桜渚も桜渚で今までに見たことない大人のエロスに鼻血出ちゃってあわわわって鼻押さえるの。
大丈夫?ってちょっと慌ててティッシュ渡すけど腰はぐちゅぐちゅ動かしててもうイクまで止まらない。
一回戦は、そのままオタミくんにされるがままで終わっちゃうのね。
でも、そこから桜渚の反撃がきて形勢逆転。赤毛のゴリラーーー
「ぶふぅっ!自分で言っておきながら赤毛のゴリラのたぎる目線って、パワーが強すぎる!!面白すぎて続きが入ってこなっ!!ダメだ!赤毛のゴッぶふっ!くはははっ」
見晴らしのいいそこで、羽葉はお腹を抱えてゴロゴロ地面に転がり盛大に笑っていた。
誰もいないと分かっているから、存分に転げ回れるのだ。
「ひーっ!ダメだ!せっかくの激熱展開が続けられない!!ぶひひっ、ひゃーっはははっ!」
「れ、ぉ……?」
「誰だよ赤毛のゴリラって初めに言ったヤツ!!ぶひゃひゃっ!もう、それにしか見えなくてしんど!赤毛のゴリラのたぎった熱をっ!……ゴリラのたぎった!!!ぶっ、ぅぐふっ、ゲホゲホ、変なところはいッ、ゲホゲホ……」
「ん、だい、じょ……?」
「くふっ、ケホ、んんっ!あぁ、もう大丈夫!しんぱい、し、ないーー……え?」
笑いすぎて噎せた羽葉の背中を心配そうに擦り、声をかけた誰か。
地面を見たまま体を丸め咳をしていた彼は、ふとそのおかしさに気づいて顔を上げた。
しかし横を向いて誰かを確かめる勇気はまだ出ていない。
一人だと思っていたのにどうしてか声と未だ背中を擦られている感覚があるでもあんな恥ずかしいことを言ってゲラゲラ笑っていた手前顔を確認したくないし恥ずかしいし知り合いだった場合余計に顔は見たくないし初対面でもキツいだろだって高校生にもなって転げ回って笑って噎せるなんてヤバいヤツだろあれでもこんなヤバいヤツの背中を擦るってことはこいつもヤバいヤツの可能性があるのではもしくは天使か女神さま……?

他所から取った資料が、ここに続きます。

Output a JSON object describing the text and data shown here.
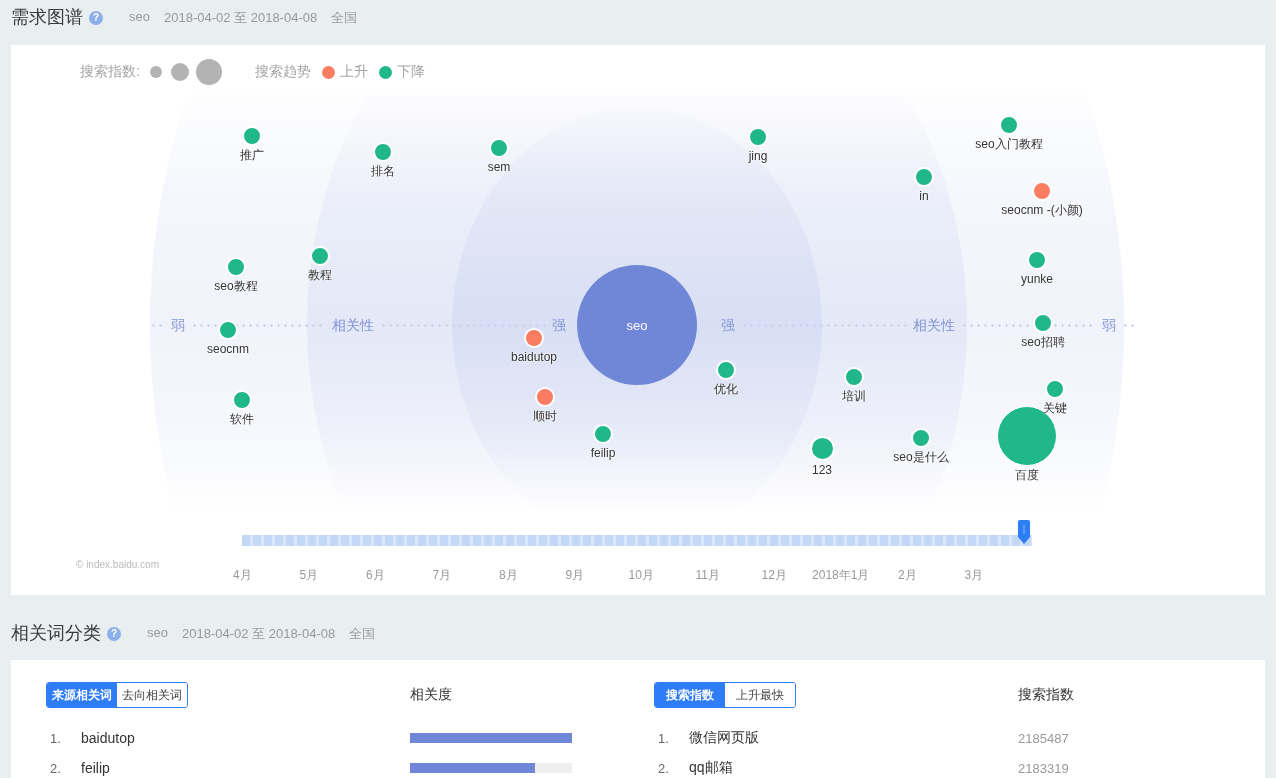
{
  "demand_map": {
    "title": "需求图谱",
    "help": "?",
    "meta": [
      "seo",
      "2018-04-02 至 2018-04-08",
      "全国"
    ],
    "legend": {
      "size_label": "搜索指数:",
      "trend_label": "搜索趋势",
      "trends": [
        {
          "label": "上升",
          "color": "#fa7c61"
        },
        {
          "label": "下降",
          "color": "#20b78a"
        }
      ]
    },
    "axis_labels": [
      "弱",
      "相关性",
      "强",
      "强",
      "相关性",
      "弱"
    ],
    "center": {
      "label": "seo"
    },
    "keywords": [
      {
        "label": "推广",
        "color": "#20b78a",
        "kind": "small"
      },
      {
        "label": "排名",
        "color": "#20b78a",
        "kind": "small"
      },
      {
        "label": "sem",
        "color": "#20b78a",
        "kind": "small"
      },
      {
        "label": "jing",
        "color": "#20b78a",
        "kind": "small"
      },
      {
        "label": "seo入门教程",
        "color": "#20b78a",
        "kind": "small"
      },
      {
        "label": "in",
        "color": "#20b78a",
        "kind": "small"
      },
      {
        "label": "seocnm -(小颜)",
        "color": "#fa7c61",
        "kind": "small"
      },
      {
        "label": "seo教程",
        "color": "#20b78a",
        "kind": "small"
      },
      {
        "label": "教程",
        "color": "#20b78a",
        "kind": "small"
      },
      {
        "label": "yunke",
        "color": "#20b78a",
        "kind": "small"
      },
      {
        "label": "seocnm",
        "color": "#20b78a",
        "kind": "small"
      },
      {
        "label": "seo招聘",
        "color": "#20b78a",
        "kind": "small"
      },
      {
        "label": "baidutop",
        "color": "#fa7c61",
        "kind": "small"
      },
      {
        "label": "优化",
        "color": "#20b78a",
        "kind": "small"
      },
      {
        "label": "培训",
        "color": "#20b78a",
        "kind": "small"
      },
      {
        "label": "关键",
        "color": "#20b78a",
        "kind": "small"
      },
      {
        "label": "软件",
        "color": "#20b78a",
        "kind": "small"
      },
      {
        "label": "顺时",
        "color": "#fa7c61",
        "kind": "small"
      },
      {
        "label": "feilip",
        "color": "#20b78a",
        "kind": "small"
      },
      {
        "label": "123",
        "color": "#20b78a",
        "kind": "medium"
      },
      {
        "label": "seo是什么",
        "color": "#20b78a",
        "kind": "small"
      },
      {
        "label": "百度",
        "color": "#20b78a",
        "kind": "large"
      }
    ],
    "source": "© index.baidu.com",
    "timeline": {
      "level": 0.99,
      "months": [
        "4月",
        "5月",
        "6月",
        "7月",
        "8月",
        "9月",
        "10月",
        "11月",
        "12月",
        "2018年1月",
        "2月",
        "3月"
      ]
    }
  },
  "related_words": {
    "title": "相关词分类",
    "help": "?",
    "meta": [
      "seo",
      "2018-04-02 至 2018-04-08",
      "全国"
    ],
    "relevance_panel": {
      "tabs": [
        {
          "label": "来源相关词",
          "selected": true
        },
        {
          "label": "去向相关词",
          "selected": false
        }
      ],
      "column": "相关度",
      "rows": [
        {
          "rank": "1.",
          "word": "baidutop",
          "level": 1.0
        },
        {
          "rank": "2.",
          "word": "feilip",
          "level": 0.77
        }
      ]
    },
    "search_panel": {
      "tabs": [
        {
          "label": "搜索指数",
          "selected": true
        },
        {
          "label": "上升最快",
          "selected": false
        }
      ],
      "column": "搜索指数",
      "rows": [
        {
          "rank": "1.",
          "word": "微信网页版",
          "value": "2185487"
        },
        {
          "rank": "2.",
          "word": "qq邮箱",
          "value": "2183319"
        }
      ]
    }
  }
}
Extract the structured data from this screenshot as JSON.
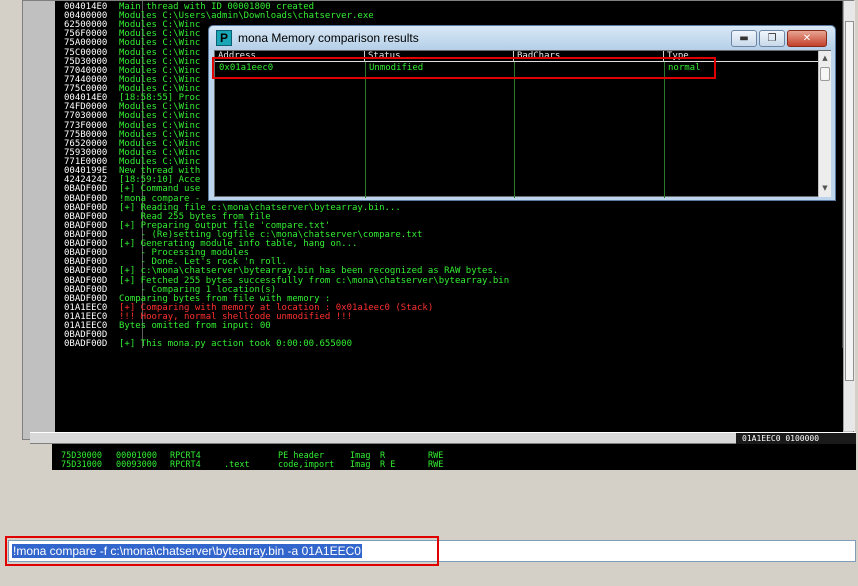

ここまで一息に脳内で考え、ふと大丈夫なのでは?とゆっくりと誰がいるのか確認をする。
え、無理。怖いんですけど……
でもきっと女神さまだから大丈夫。信じろ玲音。
斜め後ろを向くと、大きな体を丸め三角座りをしていた人物と目があった。
「あ……」
「れ、ぉ?だい、じょ……ぅ?」
「あ!はい!もう大丈夫です!ありがとうございます、枦椋 先輩!」
そう、心配して背中を擦っていたのは生徒会役員の枦椋 絢だった。